O sinal de alerta é evidente: se o Brasil deseja consolidar avanços estruturais, precisa assegurar não apenas vagas, mas também qualidade e permanência desde os primeiros anos de vida escolar.
No Brasil, essa trajetória se traduz na ampliação de nossa presença territorial, sempre com foco na geração de impacto social duradouro por meio da educação.
Ao dialogar com escolas, educadores, estudantes e comunidades, contribuímos para a formação de cidadãos mais conscientes, responsáveis e preparados para exercer seus direitos e deveres.

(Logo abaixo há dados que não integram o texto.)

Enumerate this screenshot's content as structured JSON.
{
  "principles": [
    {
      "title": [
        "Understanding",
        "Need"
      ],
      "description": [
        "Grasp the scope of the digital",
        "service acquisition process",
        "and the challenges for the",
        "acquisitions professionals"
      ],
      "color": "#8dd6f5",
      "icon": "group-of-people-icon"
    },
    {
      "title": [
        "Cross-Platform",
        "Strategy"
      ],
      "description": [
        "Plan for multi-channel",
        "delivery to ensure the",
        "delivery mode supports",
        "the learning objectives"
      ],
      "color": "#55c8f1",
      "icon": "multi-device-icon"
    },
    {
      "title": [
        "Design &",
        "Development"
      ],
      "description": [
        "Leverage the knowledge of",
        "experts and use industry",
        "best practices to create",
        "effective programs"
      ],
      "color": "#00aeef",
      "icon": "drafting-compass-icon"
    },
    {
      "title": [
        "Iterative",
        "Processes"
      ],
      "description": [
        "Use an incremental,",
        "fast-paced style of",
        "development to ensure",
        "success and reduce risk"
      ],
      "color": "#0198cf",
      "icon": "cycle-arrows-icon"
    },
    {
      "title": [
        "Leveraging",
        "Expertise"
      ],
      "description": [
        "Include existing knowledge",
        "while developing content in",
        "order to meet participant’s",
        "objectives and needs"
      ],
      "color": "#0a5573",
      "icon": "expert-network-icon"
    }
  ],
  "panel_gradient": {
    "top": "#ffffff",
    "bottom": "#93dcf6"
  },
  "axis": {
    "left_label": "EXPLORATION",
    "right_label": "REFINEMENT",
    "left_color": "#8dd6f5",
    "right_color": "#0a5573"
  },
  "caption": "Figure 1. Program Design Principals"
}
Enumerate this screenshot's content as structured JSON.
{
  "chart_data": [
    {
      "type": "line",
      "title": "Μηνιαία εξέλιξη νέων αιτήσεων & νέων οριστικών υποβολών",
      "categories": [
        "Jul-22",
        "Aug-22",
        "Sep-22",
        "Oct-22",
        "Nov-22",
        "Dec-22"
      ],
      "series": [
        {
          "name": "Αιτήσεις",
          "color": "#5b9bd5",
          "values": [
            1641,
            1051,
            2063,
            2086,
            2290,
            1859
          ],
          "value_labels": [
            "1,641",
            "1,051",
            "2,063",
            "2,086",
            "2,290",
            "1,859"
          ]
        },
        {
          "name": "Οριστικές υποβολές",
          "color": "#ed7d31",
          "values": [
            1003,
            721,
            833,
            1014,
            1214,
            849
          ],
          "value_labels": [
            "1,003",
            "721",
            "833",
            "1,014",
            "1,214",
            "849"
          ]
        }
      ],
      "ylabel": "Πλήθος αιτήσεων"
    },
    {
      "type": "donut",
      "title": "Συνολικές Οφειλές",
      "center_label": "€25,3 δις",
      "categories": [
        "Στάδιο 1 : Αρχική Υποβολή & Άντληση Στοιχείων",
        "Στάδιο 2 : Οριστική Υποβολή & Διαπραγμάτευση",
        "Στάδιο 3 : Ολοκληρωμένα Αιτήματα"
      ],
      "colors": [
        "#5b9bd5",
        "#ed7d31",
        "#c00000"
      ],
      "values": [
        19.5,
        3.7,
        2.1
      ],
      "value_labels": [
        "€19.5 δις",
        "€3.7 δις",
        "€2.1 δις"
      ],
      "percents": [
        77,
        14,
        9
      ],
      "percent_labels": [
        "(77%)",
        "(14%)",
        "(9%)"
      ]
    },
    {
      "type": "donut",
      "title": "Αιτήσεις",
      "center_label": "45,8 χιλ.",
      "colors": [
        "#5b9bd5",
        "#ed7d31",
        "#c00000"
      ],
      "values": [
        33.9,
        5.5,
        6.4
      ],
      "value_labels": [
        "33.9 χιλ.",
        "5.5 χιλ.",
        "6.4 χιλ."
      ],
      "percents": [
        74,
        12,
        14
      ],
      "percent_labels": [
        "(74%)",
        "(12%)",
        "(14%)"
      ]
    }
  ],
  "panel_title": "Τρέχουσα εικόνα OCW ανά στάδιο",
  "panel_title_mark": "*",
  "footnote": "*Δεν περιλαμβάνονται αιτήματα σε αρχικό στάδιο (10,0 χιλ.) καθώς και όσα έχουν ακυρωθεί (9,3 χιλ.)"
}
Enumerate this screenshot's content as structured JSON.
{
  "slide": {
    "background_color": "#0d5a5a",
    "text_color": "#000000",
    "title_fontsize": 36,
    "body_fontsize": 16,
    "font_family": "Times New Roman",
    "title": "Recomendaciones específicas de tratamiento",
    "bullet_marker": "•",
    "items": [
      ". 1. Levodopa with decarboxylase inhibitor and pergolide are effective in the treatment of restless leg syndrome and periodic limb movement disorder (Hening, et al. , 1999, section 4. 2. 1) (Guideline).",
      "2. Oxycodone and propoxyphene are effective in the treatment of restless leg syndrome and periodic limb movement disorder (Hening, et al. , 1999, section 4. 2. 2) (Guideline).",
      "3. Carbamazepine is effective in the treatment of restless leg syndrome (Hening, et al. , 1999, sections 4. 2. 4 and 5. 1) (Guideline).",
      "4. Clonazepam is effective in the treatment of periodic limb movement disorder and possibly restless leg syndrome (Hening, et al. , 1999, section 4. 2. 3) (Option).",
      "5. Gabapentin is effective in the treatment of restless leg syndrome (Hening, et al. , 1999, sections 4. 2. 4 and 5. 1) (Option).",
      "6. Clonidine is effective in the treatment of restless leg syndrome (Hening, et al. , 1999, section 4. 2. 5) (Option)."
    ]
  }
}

Os resultados do Censo Escolar 2025 reforçam que o desafio da educação brasileira não se resume apenas à expansão do acesso. Ele passa, cada vez mais, pela qualidade das experiências educativas, pela permanência com aprendizagem e pelo desenvolvimento integral de crianças e jovens.
Assim, nosso compromisso seguirá sendo o de atuar de forma complementar às políticas públicas, fortalecendo redes locais e ampliando o alcance de boas práticas.
Portanto, reafirmamos nossa disposição de colaborar ativamente para que cada criança e jovem no Brasil tenha acesso a uma educação inclusiva e transformadora. Esse é o horizonte que orienta nossa atuação e que continuará guiando nossos próximos passos.